I tell my sibling not to wear their skirts in our refuge’s communal areas. There were boys the night before making awful jokes, saying things I never want them to hear. But I am not careful. A social worker hears me, scowls at me, tells me not to say things like that.

My sibling can wear whatever they want, he says, this is supposed to be a safe place. It’s already not a safe space, I think and don’t say. Those boys had already said those things, had already decided to make our new home somewhere where we feel unwelcome.

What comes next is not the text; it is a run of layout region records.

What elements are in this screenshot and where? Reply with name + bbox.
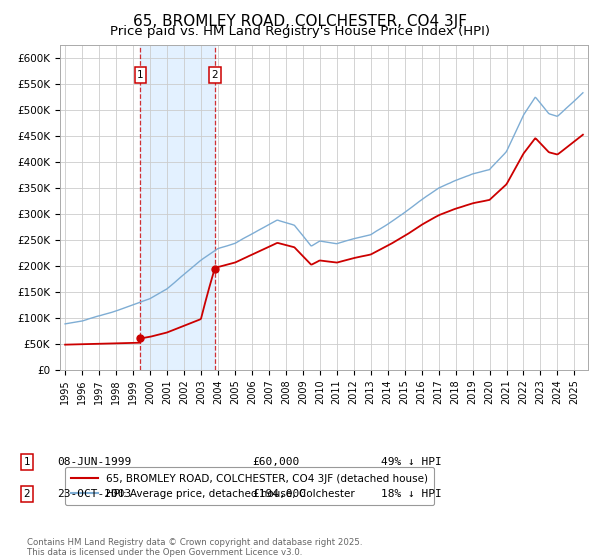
Bar xyxy=(140,45,215,370)
Text: 18% ↓ HPI: 18% ↓ HPI xyxy=(381,489,442,499)
Text: £60,000: £60,000 xyxy=(252,457,299,467)
Text: 08-JUN-1999: 08-JUN-1999 xyxy=(57,457,131,467)
Legend: 65, BROMLEY ROAD, COLCHESTER, CO4 3JF (detached house), HPI: Average price, deta: 65, BROMLEY ROAD, COLCHESTER, CO4 3JF (d… xyxy=(65,468,434,505)
Text: 2: 2 xyxy=(23,489,31,499)
Text: 1: 1 xyxy=(23,457,31,467)
Text: Contains HM Land Registry data © Crown copyright and database right 2025.
This d: Contains HM Land Registry data © Crown c… xyxy=(27,538,362,557)
Text: 23-OCT-2003: 23-OCT-2003 xyxy=(57,489,131,499)
Text: 1: 1 xyxy=(137,70,144,80)
Text: 2: 2 xyxy=(211,70,218,80)
Text: £194,000: £194,000 xyxy=(252,489,306,499)
Text: Price paid vs. HM Land Registry's House Price Index (HPI): Price paid vs. HM Land Registry's House … xyxy=(110,25,490,38)
Text: 65, BROMLEY ROAD, COLCHESTER, CO4 3JF: 65, BROMLEY ROAD, COLCHESTER, CO4 3JF xyxy=(133,14,467,29)
Text: 49% ↓ HPI: 49% ↓ HPI xyxy=(381,457,442,467)
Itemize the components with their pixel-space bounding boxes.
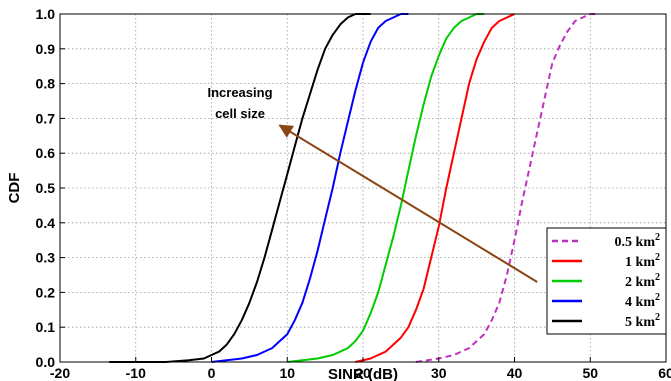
annotation: Increasing cell size [207, 85, 538, 283]
series-line-4 [211, 13, 409, 363]
y-tick-label: 0.8 [36, 76, 56, 92]
y-tick-label: 0.6 [36, 145, 56, 161]
annotation-arrow [278, 124, 538, 283]
x-tick-label: 20 [355, 365, 371, 381]
annotation-text-line-1: Increasing [207, 85, 272, 100]
legend-label-3: 2 km2 [625, 272, 660, 290]
series-lines [109, 13, 598, 363]
x-tick-label: -20 [50, 365, 70, 381]
x-tick-label: 0 [208, 365, 216, 381]
annotation-text-line-2: cell size [215, 106, 265, 121]
legend-label-1: 0.5 km2 [615, 232, 660, 250]
legend-label-5: 5 km2 [625, 312, 660, 330]
y-tick-label: 1.0 [36, 6, 56, 22]
x-tick-label: 40 [507, 365, 523, 381]
y-tick-label: 0.7 [36, 110, 56, 126]
x-tick-label: -10 [126, 365, 146, 381]
y-tick-label: 0.5 [36, 180, 56, 196]
y-tick-label: 0.0 [36, 354, 56, 370]
series-line-3 [287, 13, 485, 363]
x-tick-label: 30 [431, 365, 447, 381]
x-tick-label: 50 [582, 365, 598, 381]
series-line-2 [355, 13, 515, 363]
x-tick-label: 60 [658, 365, 671, 381]
legend-label-4: 4 km2 [625, 292, 660, 310]
y-tick-label: 0.3 [36, 250, 56, 266]
y-axis-title: CDF [6, 173, 23, 204]
y-tick-label: 0.1 [36, 319, 56, 335]
y-tick-label: 0.4 [36, 215, 56, 231]
axis-ticks: -20 -10 0 10 20 30 40 50 60 0.0 0.1 0.2 0.3 0.4 0.5 0.6… [36, 6, 671, 381]
legend: 0.5 km2 1 km2 2 km2 4 km2 5 km2 [546, 227, 667, 335]
x-axis-title: SINR (dB) [328, 366, 398, 381]
y-tick-label: 0.9 [36, 41, 56, 57]
series-line-5 [109, 13, 371, 363]
series-line-1 [415, 13, 598, 363]
legend-label-2: 1 km2 [625, 252, 660, 270]
x-tick-label: 10 [279, 365, 295, 381]
y-tick-label: 0.2 [36, 284, 56, 300]
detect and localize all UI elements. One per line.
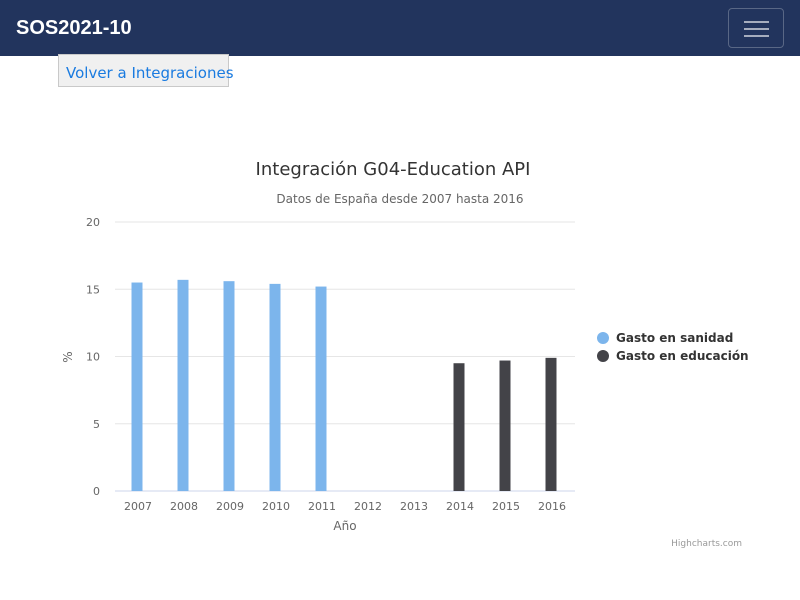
x-tick-label: 2013 (400, 500, 428, 513)
x-axis-ticks: 2007 2008 2009 2010 2011 2012 2013 2014 2015 2016 (124, 500, 566, 513)
legend-marker[interactable] (597, 350, 609, 362)
bar-2007[interactable] (131, 282, 143, 491)
chart-title: Integración G04-Education API (256, 159, 531, 180)
chart-subtitle: Datos de España desde 2007 hasta 2016 (276, 192, 523, 206)
hamburger-menu-icon[interactable] (728, 8, 784, 48)
x-tick-label: 2010 (262, 500, 290, 513)
bar-2015[interactable] (499, 360, 511, 491)
credits-link[interactable]: Highcharts.com (671, 539, 742, 549)
x-tick-label: 2015 (492, 500, 520, 513)
legend: Gasto en sanidad Gasto en educación (597, 331, 749, 363)
x-tick-label: 2012 (354, 500, 382, 513)
bars (131, 279, 557, 491)
back-to-integrations-button[interactable]: Volver a Integraciones (58, 54, 234, 87)
navbar: SOS2021-10 (0, 0, 800, 56)
x-tick-label: 2011 (308, 500, 336, 513)
y-tick-label: 20 (86, 216, 100, 229)
menu-bar (744, 28, 769, 30)
legend-marker[interactable] (597, 332, 609, 344)
legend-item[interactable]: Gasto en educación (616, 349, 749, 363)
x-tick-label: 2014 (446, 500, 474, 513)
grid-lines (115, 221, 575, 492)
x-tick-label: 2016 (538, 500, 566, 513)
x-axis-title: Año (333, 519, 356, 533)
y-tick-label: 5 (93, 418, 100, 431)
menu-bar (744, 21, 769, 23)
y-axis-ticks: 0 5 10 15 20 (86, 216, 100, 498)
x-tick-label: 2007 (124, 500, 152, 513)
y-tick-label: 10 (86, 351, 100, 364)
bar-2014[interactable] (453, 363, 465, 491)
menu-bar (744, 35, 769, 37)
bar-2009[interactable] (223, 281, 235, 491)
x-tick-label: 2009 (216, 500, 244, 513)
bar-2011[interactable] (315, 286, 327, 491)
y-tick-label: 0 (93, 485, 100, 498)
bar-2016[interactable] (545, 357, 557, 491)
bar-2008[interactable] (177, 279, 189, 491)
y-tick-label: 15 (86, 283, 100, 296)
legend-item[interactable]: Gasto en sanidad (616, 331, 733, 345)
bar-2010[interactable] (269, 283, 281, 491)
brand-title[interactable]: SOS2021-10 (16, 17, 132, 39)
y-axis-title: % (61, 351, 75, 362)
x-tick-label: 2008 (170, 500, 198, 513)
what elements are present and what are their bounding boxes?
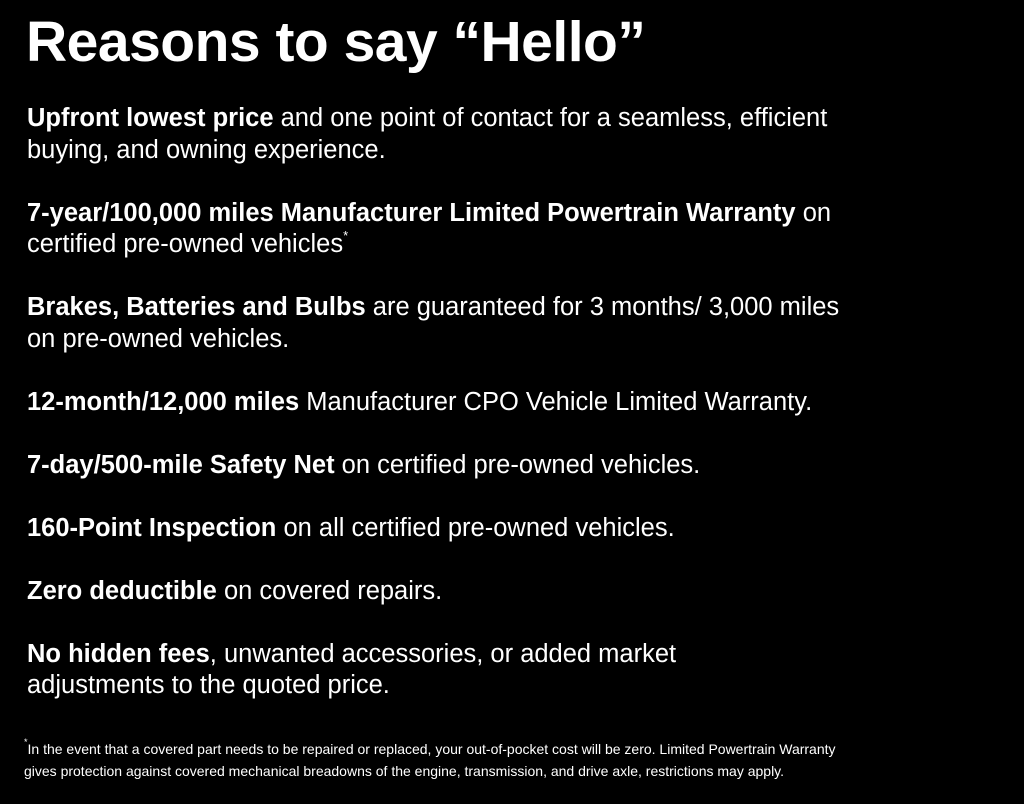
reason-text: buying, and owning experience. — [27, 135, 386, 164]
reason-text: Manufacturer CPO Vehicle Limited Warrant… — [299, 387, 813, 416]
reason-text: on pre-owned vehicles. — [27, 324, 290, 353]
footnote-text: In the event that a covered part needs t… — [27, 741, 836, 757]
footnote-text: gives protection against covered mechani… — [24, 763, 785, 779]
reason-highlight: Upfront lowest price — [27, 104, 274, 132]
reason-highlight: Zero deductible — [27, 576, 217, 605]
reason-highlight: 7-year/100,000 miles Manufacturer Limite… — [27, 198, 796, 227]
reason-item: Upfront lowest price and one point of co… — [27, 103, 987, 166]
reason-text: on all certified pre-owned vehicles. — [276, 513, 675, 542]
page-title: Reasons to say “Hello” — [26, 10, 646, 74]
reason-text: on — [795, 198, 832, 227]
reason-text: certified pre-owned vehicles — [27, 230, 344, 258]
reason-item: No hidden fees, unwanted accessories, or… — [27, 639, 987, 702]
reason-item: Brakes, Batteries and Bulbs are guarante… — [27, 292, 987, 355]
reason-highlight: 160-Point Inspection — [27, 513, 277, 542]
reasons-list: Upfront lowest price and one point of co… — [27, 103, 987, 733]
reason-text: on covered repairs. — [216, 576, 443, 605]
footnote-marker: * — [343, 228, 349, 243]
reason-text: and one point of contact for a seamless,… — [273, 104, 828, 132]
reason-item: 7-year/100,000 miles Manufacturer Limite… — [27, 198, 987, 261]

The workers can say it’s a safe space all they want, but that won’t stop a punch being thrown or insults being hissed across the table. Sometimes it’s safer to simply hide away. Sometimes a safe space can be the comfort of a private room that no one else has access to in a falling apart refuge. Sometimes a cis-het man in his forties doesn’t know what it’s like to be gender non-conforming and scared.

My sibling, having only just come out, listens to me and not him. They don’t wear their skirts downstairs, don’t tell their pronouns to anyone we don’t already know is queer, and they don’t talk to the boys I subtly point out to them.

I’ve lived there longer than they have, been transitioning longer than they have, and if I can stop them from experiencing what I have even a little bit, then I’ll do anything. They need to find their own place to feel safe and be themselves, but the communal kitchen of a refuge is not it.

I don’t want them to have to hide, but it’s better in the long run. When those boys say those things in front of me, they tell me they don’t know what it’s like to see a trans person, or that they don’t care if they do. They tell me that it’s better to grow out my beard and pretend I’m cis, pretend I wasn’t assigned female at birth, pretend I don’t have a dress sitting in my closet waiting for the day when I feel comfortable enough to wear it outside my apartment.

I tell my sibling not to wear their skirts downstairs, and they listen.